The assignment for Dallas is one of eight projects in an advisory services, technical assistance, and peer learning program called the Resilient Land Use Cohort (RLUC) being supported by JPMorgan Chase to advance the Institute’s promotion of climate resilience. With JPMorgan Chase’s support, ULI is leveraging the substantial expertise of its members to provide guidance on community building in a way that helps preserve the environment as well as foster a high quality of life.
This panel is a virtual Advisory Services panel (vASP), a new Advisory Services product created as a response to continuing ULI’s mission of creating vibrant, sustainable communities during the COVID-19 pandemic. The vASP is a two-and-a-half-day panel that convenes a multi-disciplinary team of between four and six experts from across the United States who possess a range of professional backgrounds and use their collective skills to meet the needs of an identified land use or policy challenge.

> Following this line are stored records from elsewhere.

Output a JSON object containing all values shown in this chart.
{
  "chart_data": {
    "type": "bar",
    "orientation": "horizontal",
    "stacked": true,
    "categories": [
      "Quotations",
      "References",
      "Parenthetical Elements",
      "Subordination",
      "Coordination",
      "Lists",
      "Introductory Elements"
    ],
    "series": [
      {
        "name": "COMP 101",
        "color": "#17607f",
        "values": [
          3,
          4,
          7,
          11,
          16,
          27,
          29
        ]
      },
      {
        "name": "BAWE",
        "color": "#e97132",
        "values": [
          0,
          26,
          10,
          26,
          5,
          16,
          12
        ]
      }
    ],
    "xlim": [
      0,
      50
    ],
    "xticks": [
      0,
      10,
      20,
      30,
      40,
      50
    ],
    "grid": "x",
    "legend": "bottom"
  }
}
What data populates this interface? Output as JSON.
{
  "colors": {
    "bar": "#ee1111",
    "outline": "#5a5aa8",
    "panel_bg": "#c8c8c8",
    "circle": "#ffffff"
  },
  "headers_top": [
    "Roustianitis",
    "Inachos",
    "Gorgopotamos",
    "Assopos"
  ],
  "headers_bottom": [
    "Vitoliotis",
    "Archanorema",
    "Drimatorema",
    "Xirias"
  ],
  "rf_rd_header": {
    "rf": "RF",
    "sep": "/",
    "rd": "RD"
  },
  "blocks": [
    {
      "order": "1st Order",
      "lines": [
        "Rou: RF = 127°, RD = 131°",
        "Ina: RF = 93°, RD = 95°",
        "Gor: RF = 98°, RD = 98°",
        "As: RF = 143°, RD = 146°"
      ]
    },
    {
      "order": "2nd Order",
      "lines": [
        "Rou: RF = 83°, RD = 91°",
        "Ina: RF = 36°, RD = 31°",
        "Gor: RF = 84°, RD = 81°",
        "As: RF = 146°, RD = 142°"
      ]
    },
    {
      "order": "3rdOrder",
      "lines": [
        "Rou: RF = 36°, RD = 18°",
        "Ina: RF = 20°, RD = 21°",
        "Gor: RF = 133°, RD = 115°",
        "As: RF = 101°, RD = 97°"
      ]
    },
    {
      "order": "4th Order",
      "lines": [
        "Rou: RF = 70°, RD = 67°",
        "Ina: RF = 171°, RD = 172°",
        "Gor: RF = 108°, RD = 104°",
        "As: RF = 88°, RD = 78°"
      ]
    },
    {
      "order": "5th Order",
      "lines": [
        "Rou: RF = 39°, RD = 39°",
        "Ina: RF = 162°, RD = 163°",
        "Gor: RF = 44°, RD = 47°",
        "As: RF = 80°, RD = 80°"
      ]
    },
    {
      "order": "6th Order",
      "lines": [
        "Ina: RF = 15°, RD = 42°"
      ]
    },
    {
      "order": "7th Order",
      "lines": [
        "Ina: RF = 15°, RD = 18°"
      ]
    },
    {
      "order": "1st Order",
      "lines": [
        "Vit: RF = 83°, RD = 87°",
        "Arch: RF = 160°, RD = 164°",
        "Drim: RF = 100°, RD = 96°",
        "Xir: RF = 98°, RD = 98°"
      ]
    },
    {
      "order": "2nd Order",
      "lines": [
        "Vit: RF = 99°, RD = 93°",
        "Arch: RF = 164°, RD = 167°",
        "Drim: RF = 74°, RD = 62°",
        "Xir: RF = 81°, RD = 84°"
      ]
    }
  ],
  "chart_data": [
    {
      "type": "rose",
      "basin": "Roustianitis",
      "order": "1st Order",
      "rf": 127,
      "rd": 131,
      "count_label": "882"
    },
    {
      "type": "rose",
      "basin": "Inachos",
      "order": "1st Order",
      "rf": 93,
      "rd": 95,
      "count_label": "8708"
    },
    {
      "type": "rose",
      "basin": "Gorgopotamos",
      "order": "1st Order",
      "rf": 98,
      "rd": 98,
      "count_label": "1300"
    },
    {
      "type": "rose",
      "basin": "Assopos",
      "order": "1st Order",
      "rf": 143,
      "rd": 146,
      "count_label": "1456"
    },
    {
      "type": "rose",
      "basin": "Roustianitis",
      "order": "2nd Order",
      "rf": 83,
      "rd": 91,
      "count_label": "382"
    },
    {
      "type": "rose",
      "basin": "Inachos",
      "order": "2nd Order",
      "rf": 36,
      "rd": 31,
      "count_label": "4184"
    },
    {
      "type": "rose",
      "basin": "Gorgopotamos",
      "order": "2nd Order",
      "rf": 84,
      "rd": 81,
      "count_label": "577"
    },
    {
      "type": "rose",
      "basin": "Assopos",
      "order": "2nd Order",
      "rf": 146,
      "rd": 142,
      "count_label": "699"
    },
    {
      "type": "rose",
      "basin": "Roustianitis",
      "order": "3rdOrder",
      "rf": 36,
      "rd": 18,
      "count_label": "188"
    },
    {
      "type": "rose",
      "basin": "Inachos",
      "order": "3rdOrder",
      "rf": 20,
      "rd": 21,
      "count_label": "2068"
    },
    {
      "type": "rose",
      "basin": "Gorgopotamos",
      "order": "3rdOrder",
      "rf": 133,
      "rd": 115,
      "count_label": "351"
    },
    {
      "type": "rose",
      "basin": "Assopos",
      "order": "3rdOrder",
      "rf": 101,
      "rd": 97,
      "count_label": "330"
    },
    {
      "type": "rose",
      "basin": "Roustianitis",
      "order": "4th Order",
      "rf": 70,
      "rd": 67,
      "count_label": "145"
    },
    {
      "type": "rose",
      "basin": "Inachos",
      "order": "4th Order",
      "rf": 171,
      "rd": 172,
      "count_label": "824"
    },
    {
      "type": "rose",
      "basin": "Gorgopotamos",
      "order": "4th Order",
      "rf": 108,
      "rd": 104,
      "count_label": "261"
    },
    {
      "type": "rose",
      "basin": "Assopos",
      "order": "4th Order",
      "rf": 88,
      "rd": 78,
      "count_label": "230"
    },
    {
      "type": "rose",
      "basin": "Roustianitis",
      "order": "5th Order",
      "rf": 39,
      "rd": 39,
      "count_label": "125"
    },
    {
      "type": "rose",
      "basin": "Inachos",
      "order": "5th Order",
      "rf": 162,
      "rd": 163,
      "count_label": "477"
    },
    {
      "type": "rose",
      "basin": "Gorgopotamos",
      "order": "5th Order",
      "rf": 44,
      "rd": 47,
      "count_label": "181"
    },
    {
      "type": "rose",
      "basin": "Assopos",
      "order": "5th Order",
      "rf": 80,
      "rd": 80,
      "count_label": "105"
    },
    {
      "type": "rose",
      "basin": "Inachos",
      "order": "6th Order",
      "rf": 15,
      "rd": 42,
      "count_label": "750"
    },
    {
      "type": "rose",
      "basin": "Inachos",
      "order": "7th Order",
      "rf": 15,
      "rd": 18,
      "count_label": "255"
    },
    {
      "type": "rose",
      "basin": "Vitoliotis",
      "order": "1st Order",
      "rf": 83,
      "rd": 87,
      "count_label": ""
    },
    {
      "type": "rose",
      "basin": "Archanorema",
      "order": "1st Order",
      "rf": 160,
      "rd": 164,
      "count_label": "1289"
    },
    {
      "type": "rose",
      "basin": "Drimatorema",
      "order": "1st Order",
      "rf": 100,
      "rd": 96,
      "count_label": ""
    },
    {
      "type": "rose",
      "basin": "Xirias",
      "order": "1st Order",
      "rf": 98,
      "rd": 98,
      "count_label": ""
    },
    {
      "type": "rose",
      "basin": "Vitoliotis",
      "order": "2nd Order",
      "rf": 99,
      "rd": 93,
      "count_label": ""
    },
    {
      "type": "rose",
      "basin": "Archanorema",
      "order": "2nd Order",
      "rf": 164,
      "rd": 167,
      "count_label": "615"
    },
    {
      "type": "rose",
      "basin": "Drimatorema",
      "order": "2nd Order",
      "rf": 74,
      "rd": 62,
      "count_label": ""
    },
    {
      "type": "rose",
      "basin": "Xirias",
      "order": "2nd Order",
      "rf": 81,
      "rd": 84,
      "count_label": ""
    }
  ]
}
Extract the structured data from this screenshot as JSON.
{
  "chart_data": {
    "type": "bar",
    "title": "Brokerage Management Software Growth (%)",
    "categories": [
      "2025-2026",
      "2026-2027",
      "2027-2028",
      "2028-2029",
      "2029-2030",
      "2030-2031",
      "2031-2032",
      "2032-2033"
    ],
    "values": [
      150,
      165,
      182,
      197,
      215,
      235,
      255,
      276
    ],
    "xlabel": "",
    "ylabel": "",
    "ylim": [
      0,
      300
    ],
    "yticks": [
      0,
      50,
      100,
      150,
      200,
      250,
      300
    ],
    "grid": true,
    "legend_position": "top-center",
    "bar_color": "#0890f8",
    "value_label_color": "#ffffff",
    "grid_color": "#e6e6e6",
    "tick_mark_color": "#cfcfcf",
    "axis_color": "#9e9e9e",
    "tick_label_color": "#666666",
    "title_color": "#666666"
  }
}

Now in its 72nd year, the ULI Advisory Services program assembles experts in the fields of real estate and land use planning to participate on panels worldwide, offering recommendations for complex planning and development projects, programs, and policies. Panels have developed more than 700 studies for a broad range of land uses, ranging from waterfront properties to inner-city retail.
According to Thomas Eitler, senior vice president of ULI’s Advisory Services program, the strength of the program lies in the Institute’s unique ability to draw on the substantial knowledge of its 45,000-plus members, including land developers, engineers, public officials, academics, lenders, architects, planners, and urban designers. “The independent views of the panelists bring a fresh perspective to the land use challenge,” Eitler says. “The Advisory Services program is all about offering creative, innovative approaches to community building.”